# S&W .500 danger



## ADRENALINE (May 6, 2008)

Have any of you ever seen this? I have shot one of these a few times never realizing this could happen. There are several other videos of the same "bump fire" from these guns on youtube. How does this happen????? SCARY as hell!


----------



## CootCommander (Aug 24, 2008)

It happens when people that have no business firing that kind of weapon attempt to do so. Whomever would let someone with limited experience shoot that caliber of a handgun is a complete idiot with no regard to safe firearm handling what so ever. JMO


----------



## bombtosser (Oct 5, 2007)

That is scary!


----------



## SAWMAN (May 24, 2010)

*Hmmmmmmm ????*

Would love to see that in slo mo. Hard to believe that two rds were actually fired. Someone could have failed to dump all the brass from a previous firing. 

Tell ya what...they wern't my loads. ---- SAWMAN


----------



## Crab Man (Oct 21, 2011)

She had to of pulled the trigger a second time, unless some how the recoil blowed the hammer back and rotated the cylinder. Which I have a hard time believing.


----------



## Crab Man (Oct 21, 2011)

http://www.thefirearmblog.com/blog/2010/09/13/500-sw-double-taps/

Apparently it is pretty common.

The video s&w has on this sight in slow motion makes it look like they are letting all the way off the trigger during the recoil and then pulling it again after it has reset.


----------



## ADRENALINE (May 6, 2008)

The second shot still seems to be too fast. I have shot this gun before and can tell you it would be pretty hard to intentionally fire two shots that fast on purpose.


----------



## JoeZ (Sep 30, 2007)

CootCommander said:


> It happens when people that have no business firing that kind of weapon attempt to do so. Whomever would let someone with limited experience shoot that caliber of a handgun is a complete idiot with no regard to safe firearm handling what so ever. JMO



Well there's a technical explanation.


----------



## scubapro (Nov 27, 2010)

My 10.5" PC Hunter did that when I was shooting it. I got a cut over my eye from the scope hitting me -- poor people at the range thought that I'd been shot since I was bleeding like a stuck pig...


----------



## CootCommander (Aug 24, 2008)

JoeZ said:


> Well there's a technical explanation.


It's an unintentional bump fire caused by an improper grip and a stationary trigger finger. The recoil applies forward pressure back to the trigger finger causing another cycle of the action.


----------



## Baitcaster (Oct 4, 2007)

what's scary is where did the other round fly off to ?


----------



## Crab Man (Oct 21, 2011)

Seems like a good reason to make a single action version of the .500. Especially with the longer barrel versions designed for hunting I don't even see the point of needing a double action.


----------



## kaferhaus (Oct 8, 2009)

CootCommander said:


> It's an unintentional bump fire caused by an improper grip and a stationary trigger finger. The recoil applies forward pressure back to the trigger finger causing another cycle of the action.
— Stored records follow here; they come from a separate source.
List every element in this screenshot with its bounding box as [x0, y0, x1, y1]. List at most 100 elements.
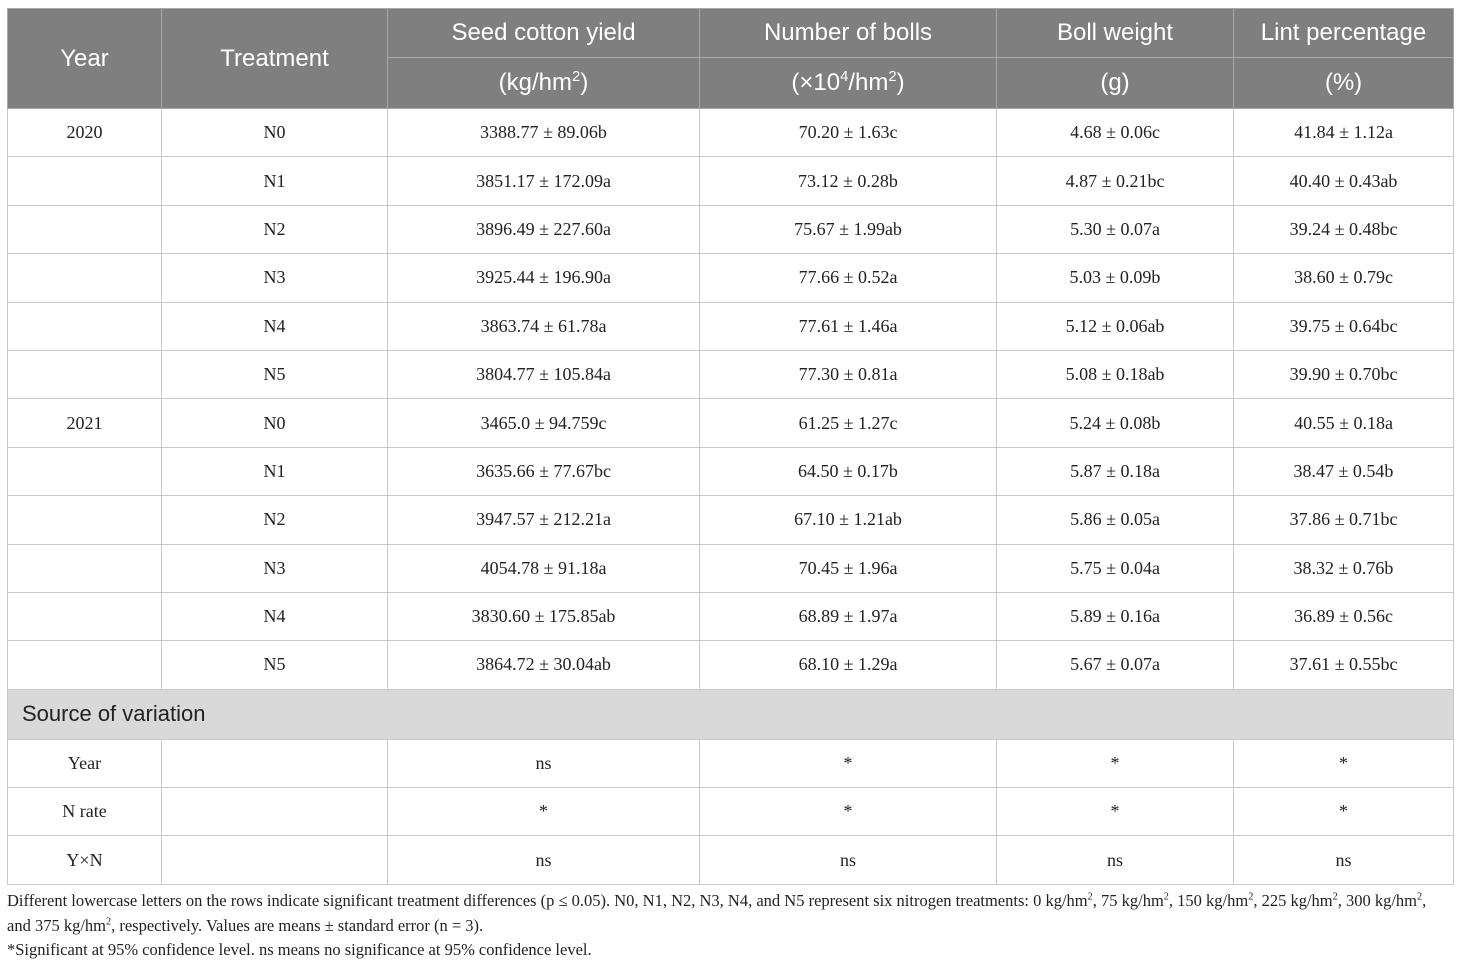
- cell-lint: 36.89 ± 0.56c: [1233, 591, 1454, 642]
- cell-lint: *: [1233, 787, 1454, 837]
- cell-treatment: [161, 835, 388, 885]
- cell-boll-weight: 5.75 ± 0.04a: [996, 543, 1234, 593]
- cell-lint: 37.86 ± 0.71bc: [1233, 495, 1454, 545]
- cell-lint: *: [1233, 738, 1454, 789]
- cell-bolls: *: [699, 787, 997, 837]
- cell-treatment: [161, 787, 388, 837]
- cell-boll-weight: 5.08 ± 0.18ab: [996, 349, 1234, 400]
- cell-treatment: N5: [161, 640, 388, 690]
- cell-bolls: 68.89 ± 1.97a: [699, 591, 997, 642]
- table-row: N3 3925.44 ± 196.90a 77.66 ± 0.52a 5.03 …: [7, 253, 1454, 303]
- table-row: N4 3863.74 ± 61.78a 77.61 ± 1.46a 5.12 ±…: [7, 301, 1454, 351]
- table-body: 2020 N0 3388.77 ± 89.06b 70.20 ± 1.63c 4…: [7, 107, 1454, 885]
- cell-yield: 3465.0 ± 94.759c: [387, 398, 700, 448]
- cell-boll-weight: 5.89 ± 0.16a: [996, 591, 1234, 642]
- cell-year: [7, 495, 162, 545]
- header-lint-percentage: Lint percentage: [1233, 8, 1454, 58]
- cell-yield: *: [387, 787, 700, 837]
- cell-bolls: *: [699, 738, 997, 789]
- cell-lint: 37.61 ± 0.55bc: [1233, 640, 1454, 690]
- cell-lint: 39.90 ± 0.70bc: [1233, 349, 1454, 400]
- cell-lint: ns: [1233, 835, 1454, 885]
- cell-year: [7, 301, 162, 351]
- cell-bolls: 70.20 ± 1.63c: [699, 107, 997, 158]
- cell-yield: 3863.74 ± 61.78a: [387, 301, 700, 351]
- cell-treatment: N4: [161, 301, 388, 351]
- variation-row: Year ns * * *: [7, 738, 1454, 789]
- variation-row: N rate * * * *: [7, 787, 1454, 837]
- cell-bolls: 67.10 ± 1.21ab: [699, 495, 997, 545]
- cell-treatment: N5: [161, 349, 388, 400]
- cell-bolls: 64.50 ± 0.17b: [699, 446, 997, 497]
- cell-bolls: 75.67 ± 1.99ab: [699, 204, 997, 255]
- cell-treatment: N2: [161, 204, 388, 255]
- cell-treatment: N2: [161, 495, 388, 545]
- table-row: N5 3804.77 ± 105.84a 77.30 ± 0.81a 5.08 …: [7, 349, 1454, 400]
- header-row-units: (kg/hm2) (×104/hm2) (g) (%): [8, 57, 1454, 109]
- footnote-treatments: Different lowercase letters on the rows …: [7, 891, 1427, 935]
- cell-source: N rate: [7, 787, 162, 837]
- cell-yield: 3925.44 ± 196.90a: [387, 253, 700, 303]
- source-of-variation-label: Source of variation: [7, 688, 1454, 740]
- header-year: Year: [7, 8, 162, 109]
- cell-yield: ns: [387, 738, 700, 789]
- cell-year: [7, 253, 162, 303]
- cell-bolls: 77.66 ± 0.52a: [699, 253, 997, 303]
- cell-bolls: 61.25 ± 1.27c: [699, 398, 997, 448]
- table-row: N4 3830.60 ± 175.85ab 68.89 ± 1.97a 5.89…: [7, 591, 1454, 642]
- table-header: Year Treatment Seed cotton yield Number …: [7, 8, 1454, 109]
- cell-yield: 3804.77 ± 105.84a: [387, 349, 700, 400]
- cell-boll-weight: *: [996, 738, 1234, 789]
- results-table: Year Treatment Seed cotton yield Number …: [7, 8, 1454, 885]
- cell-bolls: ns: [699, 835, 997, 885]
- cell-yield: 3947.57 ± 212.21a: [387, 495, 700, 545]
- cell-bolls: 73.12 ± 0.28b: [699, 156, 997, 206]
- cell-boll-weight: 4.68 ± 0.06c: [996, 107, 1234, 158]
- cell-boll-weight: 5.03 ± 0.09b: [996, 253, 1234, 303]
- unit-number-of-bolls: (×104/hm2): [699, 57, 997, 109]
- table-row: 2020 N0 3388.77 ± 89.06b 70.20 ± 1.63c 4…: [7, 107, 1454, 158]
- cell-year: [7, 156, 162, 206]
- cell-boll-weight: 5.24 ± 0.08b: [996, 398, 1234, 448]
- cell-lint: 38.60 ± 0.79c: [1233, 253, 1454, 303]
- cell-year: [7, 204, 162, 255]
- cell-boll-weight: *: [996, 787, 1234, 837]
- unit-lint-percentage: (%): [1233, 57, 1454, 109]
- cell-treatment: N3: [161, 543, 388, 593]
- cell-year: [7, 349, 162, 400]
- cell-year: [7, 591, 162, 642]
- cell-boll-weight: ns: [996, 835, 1234, 885]
- footnote-significance: *Significant at 95% confidence level. ns…: [7, 940, 592, 959]
- header-row-1: Year Treatment Seed cotton yield Number …: [7, 8, 1454, 109]
- cell-lint: 39.75 ± 0.64bc: [1233, 301, 1454, 351]
- cell-treatment: N1: [161, 446, 388, 497]
- variation-row: Y×N ns ns ns ns: [7, 835, 1454, 885]
- table-row: N2 3947.57 ± 212.21a 67.10 ± 1.21ab 5.86…: [7, 495, 1454, 545]
- cell-yield: 3896.49 ± 227.60a: [387, 204, 700, 255]
- cell-year: 2021: [7, 398, 162, 448]
- cell-boll-weight: 4.87 ± 0.21bc: [996, 156, 1234, 206]
- cell-treatment: N1: [161, 156, 388, 206]
- header-seed-cotton-yield: Seed cotton yield: [387, 8, 700, 58]
- cell-treatment: N4: [161, 591, 388, 642]
- header-boll-weight: Boll weight: [996, 8, 1234, 58]
- cell-boll-weight: 5.67 ± 0.07a: [996, 640, 1234, 690]
- cell-lint: 41.84 ± 1.12a: [1233, 107, 1454, 158]
- table-row: 2021 N0 3465.0 ± 94.759c 61.25 ± 1.27c 5…: [7, 398, 1454, 448]
- table-row: N1 3635.66 ± 77.67bc 64.50 ± 0.17b 5.87 …: [7, 446, 1454, 497]
- source-of-variation-header-row: Source of variation: [7, 688, 1454, 740]
- cell-boll-weight: 5.86 ± 0.05a: [996, 495, 1234, 545]
- cell-boll-weight: 5.30 ± 0.07a: [996, 204, 1234, 255]
- table-footnotes: Different lowercase letters on the rows …: [7, 889, 1453, 963]
- cell-yield: 3864.72 ± 30.04ab: [387, 640, 700, 690]
- cell-yield: 4054.78 ± 91.18a: [387, 543, 700, 593]
- cell-year: [7, 446, 162, 497]
- cell-treatment: N3: [161, 253, 388, 303]
- cell-yield: ns: [387, 835, 700, 885]
- cell-bolls: 70.45 ± 1.96a: [699, 543, 997, 593]
- cell-yield: 3851.17 ± 172.09a: [387, 156, 700, 206]
- table-row: N5 3864.72 ± 30.04ab 68.10 ± 1.29a 5.67 …: [7, 640, 1454, 690]
- cell-yield: 3830.60 ± 175.85ab: [387, 591, 700, 642]
- cell-year: [7, 640, 162, 690]
- table-row: N1 3851.17 ± 172.09a 73.12 ± 0.28b 4.87 …: [7, 156, 1454, 206]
That is exactly how it happens. It's not uncommon in heavy recoiling revolvers OR autos. I had a Colt Delta Elite in 10MM many years ago that more than one person I let shoot it did the unintentional "double tap".. you can't limp wrist those.


----------



## cbigcarl (May 28, 2009)

I've had s 500 for almost three years now and never had that problem. I have let a lot of people shoot it including my 65 year old mother.


----------



## SAWMAN (May 24, 2010)

*Disagree*

Respectfully,I would disagree with,"It's not uncommon....." for this to happen. I have taught the 1911/45ACP to military personnel for some years. Including some of the smallest females that were in the Navy and Marine Corps. I have been the range officer for probably some 100,000+rds being fired. I experienced two "runaways" and that was a weapon malfunction.

My opinion is that if you have proper training,have a proper functioning weapon with a standard pull weight trigger,with NO non factory parts,have the proper mental attitude,and average muscle strength without any disabilities,the chance of this happening is darn near zero. 

I have been at ranges where the husband tries to get the 4'11",105# wife to shoot his Freedom Arms 454Casull or something similar. This is just plain irresponsible. It is not funny,cool,or RAD. It is stupid. To intentionally set up someone to get hurt while you film it(especially a loved one)is completely......?......sad. ---- SAWMAN


----------



## Crab Man (Oct 21, 2011)

SAWMAN said:


> I have been at ranges where the husband tries to get the 4'11",105# wife to shoot his Freedom Arms 454Casull or something similar. This is just plain irresponsible. It is not funny,cool,or RAD. It is stupid. To intentionally set up someone to get hurt while you film it(especially a loved one)is completely......?......sad. ---- SAWMAN


This


----------